Qu'est-ce qu'un capteur de température CTN ?

CTN signifie Coefficient de température négatif . Une thermistance NTC est un type de résistance fabriquée à partir de matériaux d'oxyde métallique semi-conducteurs - généralement des oxydes de manganèse, de nickel, de cobalt ou de cuivre - dont la résistance électrique diminue de façon exponentielle à mesure que la température augmente. Cette relation non linéaire est décrite par l'équation de Steinhart-Hart ou simplifiée à l'aide de la constante B (bêta).

Une thermistance NTC typique peut avoir une résistance de 10 000 Ω (10kΩ) à 25°C , chutant à environ 3 600 Ω à 50°C et 1 450 Ω à 75°C. Ce grand changement de résistance - souvent 3 à 6 % par °C — rend les capteurs NTC extrêmement sensibles, capables de détecter des changements de température aussi faibles que 0,01°C dans des conceptions de précision.

Comment fonctionnent les thermistances NTC

Les thermistances NTC fonctionnent sur le principe de la conduction semi-conductrice. À mesure que la température augmente, davantage de porteurs de charge sont excités thermiquement et deviennent disponibles pour la conduction, réduisant ainsi la résistance. Le capteur est généralement placé dans un circuit diviseur de tension avec une résistance de référence connue, et la sortie de tension est lue par le convertisseur analogique-numérique (CAN) d'un microcontrôleur et convertie en valeur de température via une table de recherche ou une équation.

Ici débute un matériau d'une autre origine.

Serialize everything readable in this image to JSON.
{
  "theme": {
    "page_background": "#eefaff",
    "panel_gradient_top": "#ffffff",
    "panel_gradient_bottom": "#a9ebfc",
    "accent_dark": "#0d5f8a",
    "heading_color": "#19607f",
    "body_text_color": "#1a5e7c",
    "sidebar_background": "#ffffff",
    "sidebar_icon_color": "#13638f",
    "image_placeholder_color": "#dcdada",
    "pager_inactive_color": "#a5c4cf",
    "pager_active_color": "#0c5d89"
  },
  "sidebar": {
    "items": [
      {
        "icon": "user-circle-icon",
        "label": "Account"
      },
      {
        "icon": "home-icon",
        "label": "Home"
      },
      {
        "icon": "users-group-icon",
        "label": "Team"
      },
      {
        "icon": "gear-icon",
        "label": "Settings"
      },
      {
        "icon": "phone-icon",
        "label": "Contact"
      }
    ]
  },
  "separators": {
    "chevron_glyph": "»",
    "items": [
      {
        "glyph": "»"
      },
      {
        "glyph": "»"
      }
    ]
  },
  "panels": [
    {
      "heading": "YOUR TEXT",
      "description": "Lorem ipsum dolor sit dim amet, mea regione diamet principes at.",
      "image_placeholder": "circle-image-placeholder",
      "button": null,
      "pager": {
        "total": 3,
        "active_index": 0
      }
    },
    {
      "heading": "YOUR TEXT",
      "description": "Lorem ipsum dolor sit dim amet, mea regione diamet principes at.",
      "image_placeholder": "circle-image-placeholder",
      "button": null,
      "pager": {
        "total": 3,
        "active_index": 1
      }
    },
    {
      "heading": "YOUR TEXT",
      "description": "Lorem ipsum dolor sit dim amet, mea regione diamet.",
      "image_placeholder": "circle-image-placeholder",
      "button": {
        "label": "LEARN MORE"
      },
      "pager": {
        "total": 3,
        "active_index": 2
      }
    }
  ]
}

Spécifications courantes des thermistances NTC

  • Résistance nominale à 25°C : 1kΩ, 10kΩ, 100kΩ (10kΩ est le plus courant)
  • Plage constante B : généralement 3 000 K à 4 500 K
  • Plage de fonctionnement : −55 °C à 150 °C pour les types standard ; jusqu'à 300°C pour les variantes haute température
  • Précision : ±0,1°C à ±1°C selon la qualité
  • Temps de réponse : 1 à 10 secondes pour les types de billes en air calme ; moins d'une seconde dans un fluide en mouvement

Qu'est-ce qu'un capteur de température RTD ?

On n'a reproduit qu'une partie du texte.